When there is no child custody agreement (or divorce agreement) between a couple, authority to determine custody is given to the judicial court (Section 25 of the Legal Capacity and Guardianship Act). Jurisdiction to determine custody belongs to the divorce and family law court. Nonetheless, if a law suit is filed with the rabbinical court, and no application for a divorce hearing has been filed beforehand with the family court, the hearing to determine child custody and the hearing on divorce will be automatically tied together. This is only done in divorce cases, and not in other cases (marital reconciliation, etc.).
In which court the child custody hearing is held is one of the main causes of the jurisdictional race between the rabbinical court and the family court. The principle of “the child’s best interest” is the main consideration when determining which parent should receive custody.
If so, what is in the child’s best interest?
No law has been determined by the legislator regarding the concept of the child’s best interest. Moreover, there is no law determining the perfect arrangement for custody, and thus the legislator leaves it to the courts to add substance in the course of the legal proceedings. We can learn about the difficulties experienced by the courts when determining what is in the child’s best interest in divorce disputes from Judge Haim Cohen’s words:
“There is no more difficult, and sometimes heartbreaking, judicial task, than that of determining a young child’s fate…fit, adult parties stand before the court and both claim the right for custody…there is no argument between judges, that when the fate of a child is being determined, the court must speak for and represent him…in effect, what the child’s best interest is, is a matter of prophesy and judges are not prophets. Therefore, rulings on the fates of young children are among the most difficult and intense that judges need to make.” Courts regard the protection of children in divorce proceedings to be of the utmost importance.
Custody during Infancy
Custody during infancy is the exception to this. Section 25 of the Legal Capacity and Guardianship Act stresses that the best interests of the child must be considered and children up to the age of 6, in the absence of “special reasons for different parenting”, will reside with their mother. The burden to refute custody rulings regarding infants is imposed on the father (to date and so long as the Shnit Committee recommendations are not implemented). In certain cases, custody can be refuted during divorce proceedings, such as, for example, in the case of a mother that has abandoned her children.
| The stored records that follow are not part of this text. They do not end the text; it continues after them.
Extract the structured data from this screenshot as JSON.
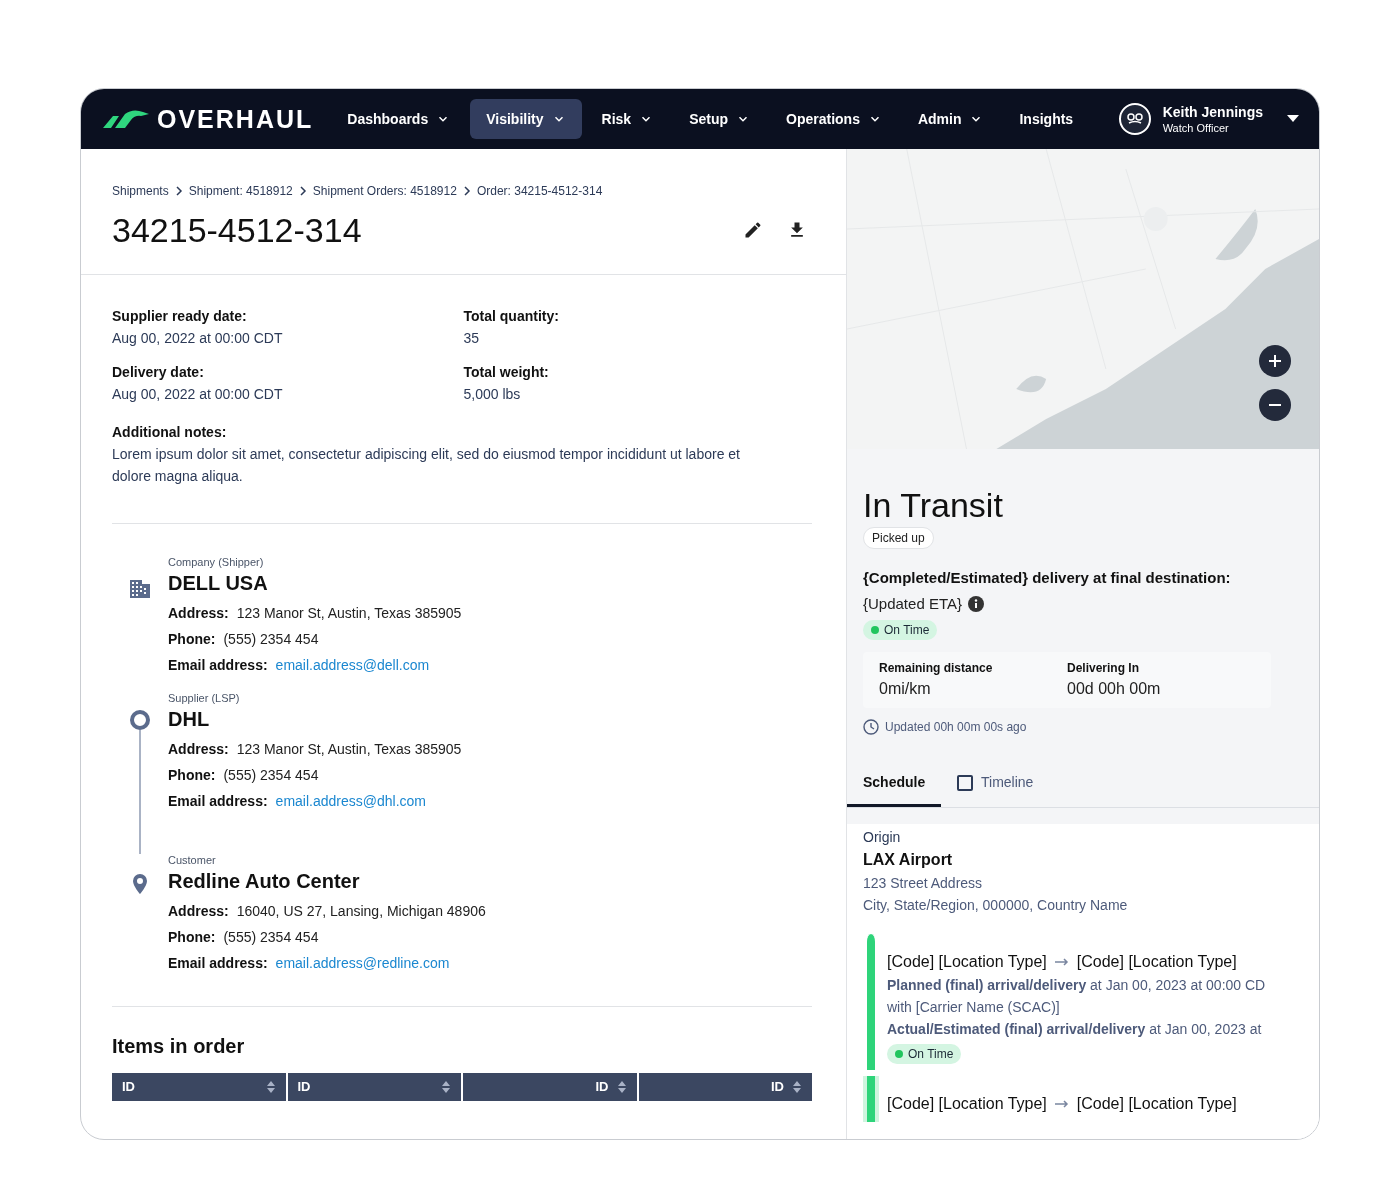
{
  "nav": {
    "logo": "OVERHAUL",
    "items": [
      {
        "label": "Dashboards",
        "selected": false,
        "dropdown": true
      },
      {
        "label": "Visibility",
        "selected": true,
        "dropdown": true
      },
      {
        "label": "Risk",
        "selected": false,
        "dropdown": true
      },
      {
        "label": "Setup",
        "selected": false,
        "dropdown": true
      },
      {
        "label": "Operations",
        "selected": false,
        "dropdown": true
      },
      {
        "label": "Admin",
        "selected": false,
        "dropdown": true
      },
      {
        "label": "Insights",
        "selected": false,
        "dropdown": false
      }
    ],
    "user": {
      "name": "Keith Jennings",
      "role": "Watch Officer"
    }
  },
  "breadcrumbs": [
    "Shipments",
    "Shipment: 4518912",
    "Shipment Orders: 4518912",
    "Order: 34215-4512-314"
  ],
  "title": "34215-4512-314",
  "fields": [
    {
      "label": "Supplier ready date:",
      "value": "Aug 00, 2022 at 00:00 CDT"
    },
    {
      "label": "Total quantity:",
      "value": "35"
    },
    {
      "label": "Delivery date:",
      "value": "Aug 00, 2022 at 00:00 CDT"
    },
    {
      "label": "Total weight:",
      "value": "5,000 lbs"
    }
  ],
  "notes": {
    "label": "Additional notes:",
    "text": "Lorem ipsum dolor sit amet, consectetur adipiscing elit, sed do eiusmod tempor incididunt ut labore et dolore magna aliqua."
  },
  "parties": [
    {
      "kind": "company",
      "category": "Company (Shipper)",
      "name": "DELL USA",
      "rows": [
        {
          "label": "Address:",
          "value": "123 Manor St, Austin, Texas 385905",
          "kind": "text"
        },
        {
          "label": "Phone:",
          "value": "(555) 2354 454",
          "kind": "text"
        },
        {
          "label": "Email address:",
          "value": "email.address@dell.com",
          "kind": "link"
        }
      ]
    },
    {
      "kind": "origin",
      "category": "Supplier (LSP)",
      "name": "DHL",
      "rows": [
        {
          "label": "Address:",
          "value": "123 Manor St, Austin, Texas 385905",
          "kind": "text"
        },
        {
          "label": "Phone:",
          "value": "(555) 2354 454",
          "kind": "text"
        },
        {
          "label": "Email address:",
          "value": "email.address@dhl.com",
          "kind": "link"
        }
      ]
    },
    {
      "kind": "destination",
      "category": "Customer",
      "name": "Redline Auto Center",
      "rows": [
        {
          "label": "Address:",
          "value": "16040, US 27, Lansing, Michigan 48906",
          "kind": "text"
        },
        {
          "label": "Phone:",
          "value": "(555) 2354 454",
          "kind": "text"
        },
        {
          "label": "Email address:",
          "value": "email.address@redline.com",
          "kind": "link"
        }
      ]
    }
  ],
  "items": {
    "title": "Items in order",
    "columns": [
      {
        "label": "ID"
      },
      {
        "label": "ID"
      },
      {
        "label": "ID"
      },
      {
        "label": "ID"
      }
    ]
  },
  "status": {
    "title": "In Transit",
    "badge": "Picked up",
    "eta_label": "{Completed/Estimated} delivery at final destination:",
    "eta_value": "{Updated ETA}",
    "state": {
      "label": "On Time",
      "color": "#22c55e"
    },
    "metrics": [
      {
        "label": "Remaining distance",
        "value": "0mi/km"
      },
      {
        "label": "Delivering In",
        "value": "00d 00h 00m"
      }
    ],
    "updated": "Updated 00h 00m 00s ago"
  },
  "tabs": [
    {
      "label": "Schedule",
      "selected": true
    },
    {
      "label": "Timeline",
      "selected": false
    }
  ],
  "origin": {
    "label": "Origin",
    "name": "LAX Airport",
    "lines": [
      "123 Street Address",
      "City, State/Region, 000000, Country Name"
    ]
  },
  "legs": [
    {
      "from": "[Code] [Location Type]",
      "to": "[Code] [Location Type]",
      "highlighted": false,
      "planned": "**Planned (final) arrival/delivery** at Jan 00, 2023 at 00:00 CD",
      "carrier": "with [Carrier Name (SCAC)]",
      "actual": "**Actual/Estimated (final) arrival/delivery** at Jan 00, 2023 at",
      "state": {
        "label": "On Time",
        "color": "#22c55e"
      }
    },
    {
      "from": "[Code] [Location Type]",
      "to": "[Code] [Location Type]",
      "highlighted": true
    }
  ]
}
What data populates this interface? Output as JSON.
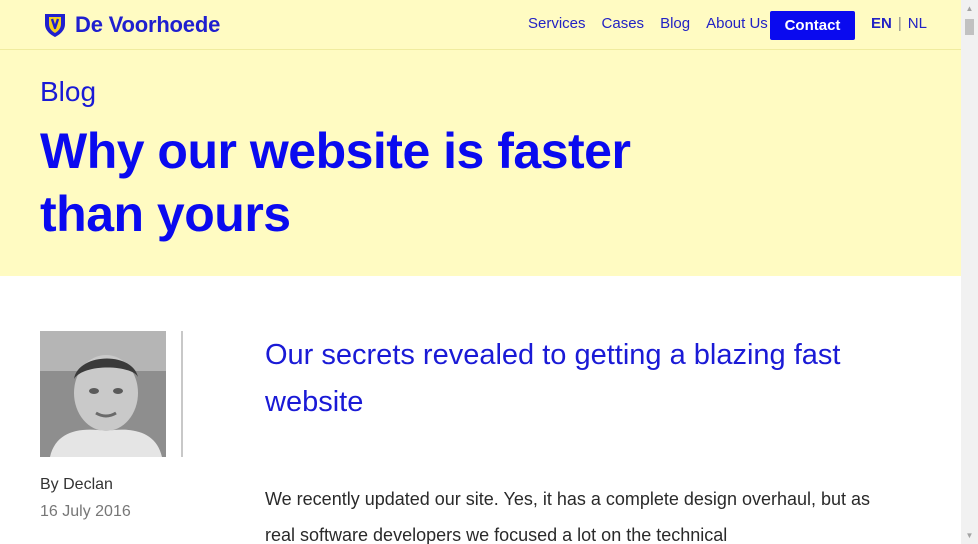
{
  "header": {
    "brand": "De Voorhoede",
    "nav": [
      "Services",
      "Cases",
      "Blog",
      "About Us"
    ],
    "contact_label": "Contact",
    "lang_active": "EN",
    "lang_separator": "|",
    "lang_other": "NL"
  },
  "hero": {
    "kicker": "Blog",
    "title": "Why our website is faster than yours"
  },
  "author": {
    "byline": "By Declan",
    "date": "16 July 2016"
  },
  "article": {
    "subhead": "Our secrets revealed to getting a blazing fast website",
    "intro": "We recently updated our site. Yes, it has a complete design overhaul, but as real software developers we focused a lot on the technical"
  },
  "colors": {
    "brand_blue": "#0a0aef",
    "hero_bg": "#fffbc2",
    "logo_yellow": "#f4d21f"
  },
  "icons": [
    "logo-shield-icon",
    "scroll-up-arrow-icon",
    "scroll-down-arrow-icon"
  ]
}
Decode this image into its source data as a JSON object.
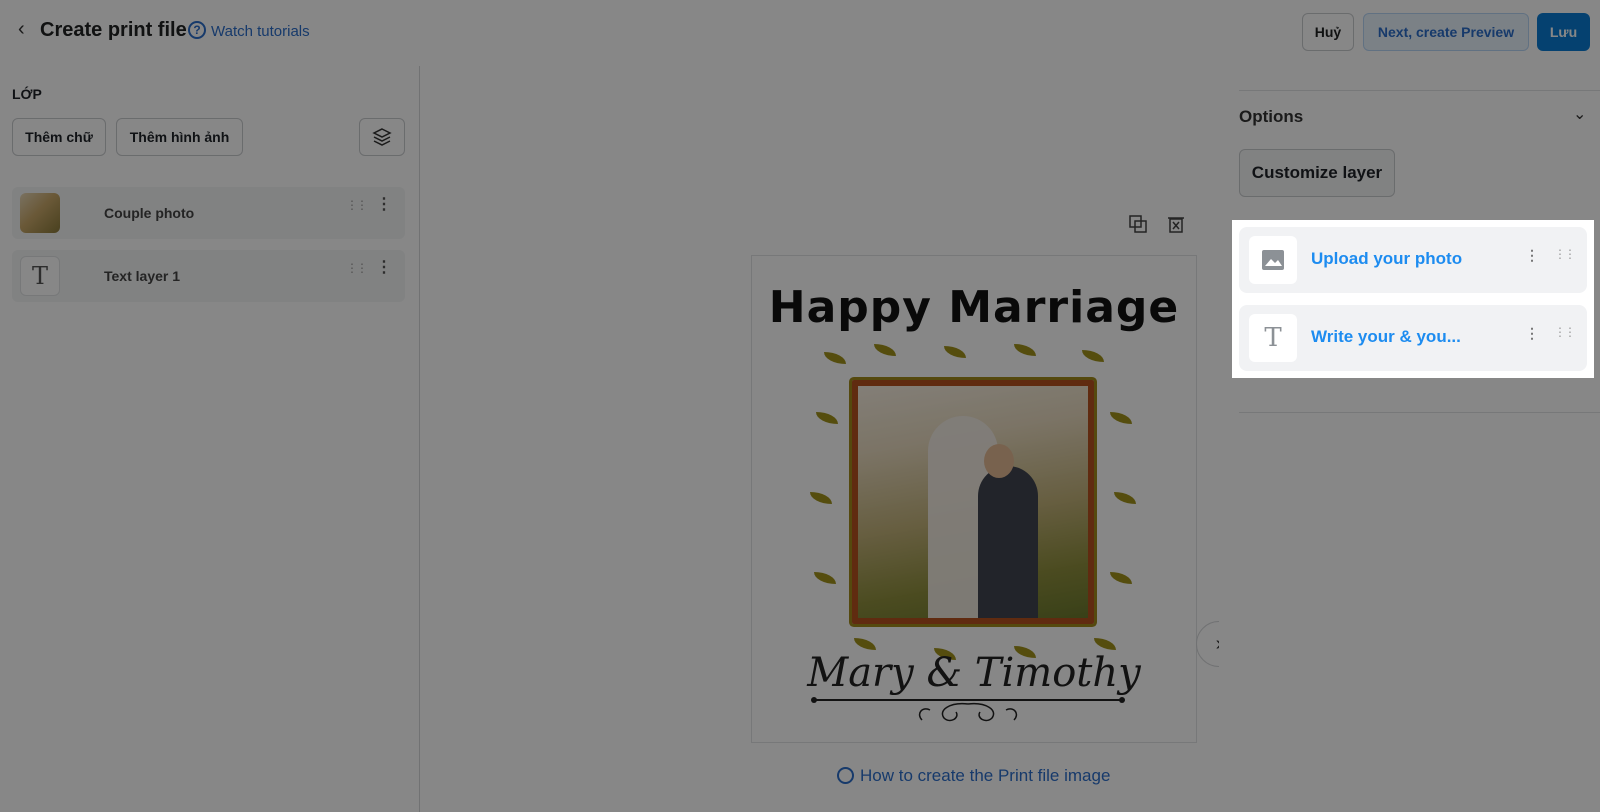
{
  "header": {
    "back_icon": "chevron-left-icon",
    "title": "Create print file",
    "help_icon": "question-circle-icon",
    "help_glyph": "?",
    "watch_link": "Watch tutorials",
    "cancel_label": "Huỷ",
    "next_label": "Next, create Preview",
    "save_label": "Lưu"
  },
  "left_panel": {
    "section_title": "LỚP",
    "add_text_label": "Thêm chữ",
    "add_image_label": "Thêm hình ảnh",
    "layers_icon": "layers-icon",
    "layers": [
      {
        "name": "Couple photo",
        "thumb": "photo-thumbnail"
      },
      {
        "name": "Text layer 1",
        "thumb": "text-icon",
        "glyph": "T"
      }
    ]
  },
  "canvas": {
    "headline": "Happy Marriage",
    "names": "Mary & Timothy",
    "help_link": "How to create the Print file image",
    "duplicate_icon": "duplicate-icon",
    "delete_icon": "delete-icon"
  },
  "right_panel": {
    "options_title": "Options",
    "customize_label": "Customize layer",
    "items": [
      {
        "label": "Upload your photo",
        "icon": "image-icon"
      },
      {
        "label": "Write your & you...",
        "icon": "text-icon",
        "glyph": "T"
      }
    ]
  },
  "colors": {
    "primary": "#0b7cd3",
    "link": "#2c6ecb",
    "option_label": "#1d8cf0",
    "overlay": "rgba(0,0,0,0.47)"
  }
}
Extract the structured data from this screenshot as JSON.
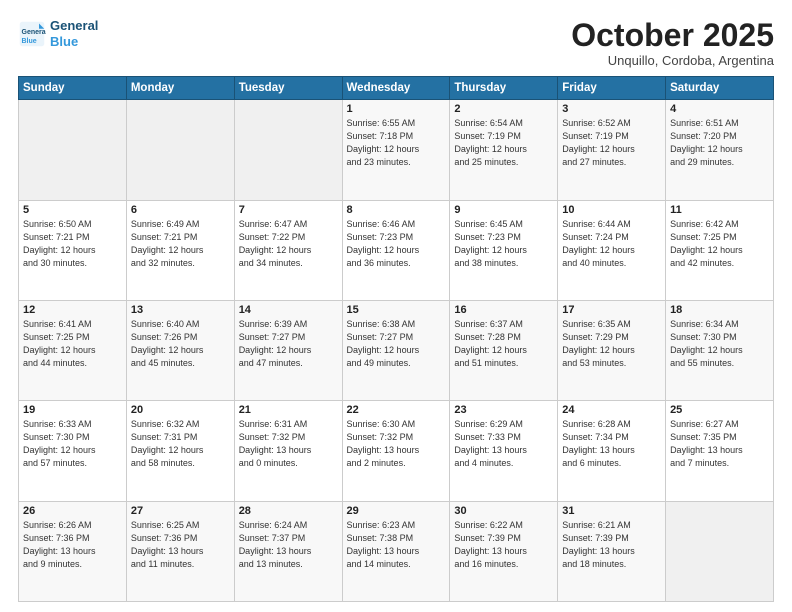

When determining which parent receives custody, the rule of thumb for the courts is consideration of what is in the child’s best interest, which takes precedence over the best interest of the parents or of the parents’ wills.
The Child’s Will
Divorce lawyers point out that the child’s will is taken into consideration when determining custody during divorce proceedings. Custody is determined by the children’s best interest, and in accordance with welfare recommendation reports formulated by a welfare worker, a social worker appointed by the divorce and family court or by the rabbinical court. The aim of a welfare report done within divorce proceedings is to provide recommendations for judicial evaluation, as to who will be the guardian parent.
The family court or the rabbinical court takes a number of points into account:
· The child’s will as he presents it.
· The family court or the rabbinical court give more weight to an older child’s will.
· The child’s emotional maturity is significant.
· An extensive check is carried out in order to determine if the child’s decision results from incitement or from external influence of one of the parents.